Étiquettes
Attaques politiciennes, Bilan Macron, Clément Beaune, Emmanuel Macron, François Fillon, Valérie Pécresse
Invitée au micro de France Inter, la candidate de droite s’est d’abord exprimée sur les problèmes techniques qu’elle a rencontré lors de son meeting au Zénith de Paris.
« On a eu un meeting qui n’a pas été le meilleur moment de la campagne. Sur la forme on a eu des problèmes techniques mais aujourd’hui le sujet c’est mon projet », démarre Valérie Pécresse qui reste concentrée sur la suite de la campagne, « Ce projet, je veux le faire vivre. Car je suis persuadée que c’est le projet qui répond aux aspirations des Français et aux problèmes de la France. »
La candidate de la droite s’est ensuite attaquée à la présidence d’Emmanuel Macron. « Il a un bilan calamiteux que cela soit en matière d’autorité et de service public. Les écoles et les hôpitaux sont en grande souffrance sans oublier la désindustrialisation dans les territoires. Il n’a fait confiance à aucun élu, une présidence solitaire. »

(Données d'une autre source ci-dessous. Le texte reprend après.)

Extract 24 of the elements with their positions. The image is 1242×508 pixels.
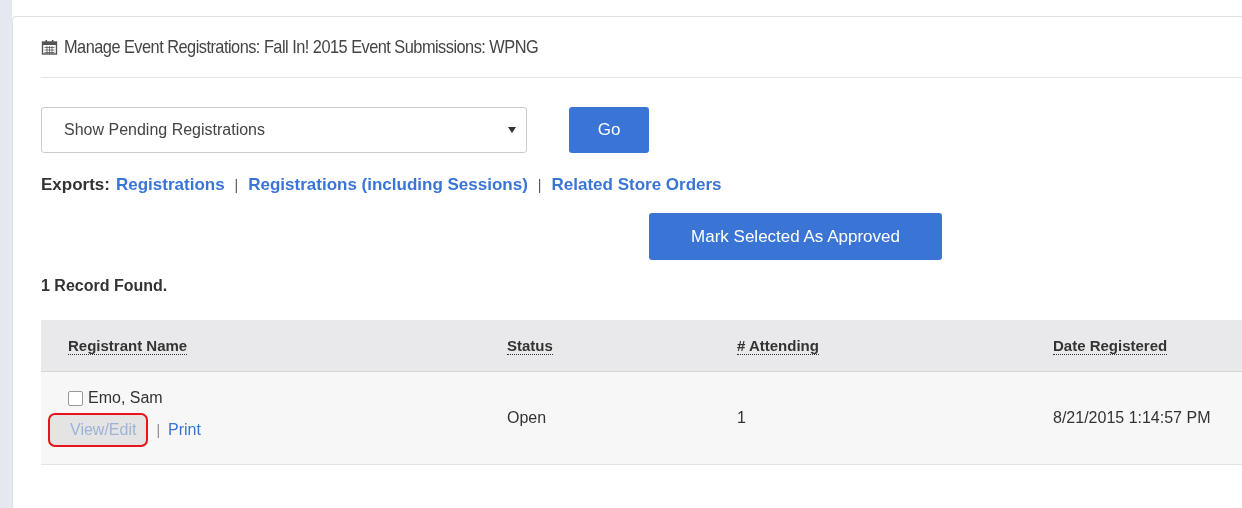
page-title: Manage Event Registrations: Fall In! 2015 Event Submissions: WPNG (64, 36, 539, 58)
calendar-icon (41, 39, 58, 55)
approve-button[interactable]: Mark Selected As Approved (649, 213, 942, 260)
export-link[interactable]: Related Store Orders (551, 175, 722, 195)
record-count: 1 Record Found. (41, 277, 169, 295)
attending-cell: 1 (737, 409, 746, 426)
registrant-name: Emo, Sam (88, 389, 163, 407)
filter-dropdown[interactable]: Show Pending Registrations (41, 107, 527, 153)
column-header[interactable]: Registrant Name (68, 336, 188, 355)
separator: | (537, 177, 542, 193)
action-link[interactable]: Print (168, 415, 201, 445)
column-header[interactable]: Date Registered (1053, 336, 1168, 355)
status-cell: Open (507, 409, 547, 426)
exports-label: Exports: (41, 175, 110, 195)
caret-icon (508, 127, 516, 133)
export-link[interactable]: Registrations (115, 175, 225, 195)
column-header[interactable]: Status (507, 336, 553, 355)
column-header[interactable]: # Attending (737, 336, 819, 355)
checkbox[interactable] (68, 390, 83, 406)
separator: | (234, 177, 239, 193)
separator: | (156, 422, 161, 438)
date-cell: 8/21/2015 1:14:57 PM (1053, 409, 1211, 426)
go-button[interactable]: Go (569, 107, 649, 153)
export-link[interactable]: Registrations (including Sessions) (248, 175, 528, 195)
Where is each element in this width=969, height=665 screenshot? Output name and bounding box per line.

Valérie Pécresse a affirmé qu’Emmanuel Macron avait eu François Fillon au téléphone et qu’il désavouait Clément Beaune sur ses attaques visant l’ancien Premier ministre.
Dimanche dernier, Clément Beaune a estimé que l’ex-Premier ministre François Fillon s’était fait « complice » de Vladimir Poutine en rejoignant un grand groupe privé russe et demandé à Valérie Pécresse de « clarifier » sa position à ce sujet. L’ancien Premier ministre de Nicolas Sarkozy (2007-2012) a rejoint le conseil d’administration du géant russe de la pétrochimie Sibur en décembre. Le groupe est notamment contrôlé par Leonid Mikhelson, l’un des hommes les plus riches de Russie, et Guennadi Timchenko, un proche du président Vladimir Poutine.
Des « attaques purement politiciennes »
« Quand on est ancien Premier ministre, et j’ai du respect pour le Premier ministre qu’a été François Fillon, on se déshonore quand dans des moments (…) comme celui-ci on se met au service des intérêts financiers russes proches de l’Etat russe », a déclaré Clément Beaune dimanche. La candidate des Républicains, Valérie Pécresse, doit dire de « manière claire » ce qu’elle en pense, a-t-il insisté. « Est-ce quelle considère que c’est la bonne attitude à l’égard de la Russie ? C’est sympathique de parler russe dans les émissions mais il faut dire sur le fond ce qu’on pense », a-t-il dit en référence à la pratique du russe par la candidate LR.
En réaction, Valérie Pécresse s’est contentée de demander à la majorité de « faire preuve de dignité dans cette affaire » et de dénoncer des « attaques purement politiciennes ».
« je pense qu’il faudrait que la campagne ne soit pas l’occasion de sombrer dans l’indignité la plus totale», a-t-elle affirmé. Et d’ajouter : «Emmanuel Macron est aujourd’hui en charge de l’Union européenne, il est en charge de cette grande responsabilité. Je pense que ça ne tolère pas des petites polémiques politiciennes de campagne.»
«Moi je suis dans l’opposition, mais je fais preuve de dignité. Et je n’attaque pas le président de la République même quand j’ai le sentiment qu’il instrumentalise une cause internationale à des fins électorales».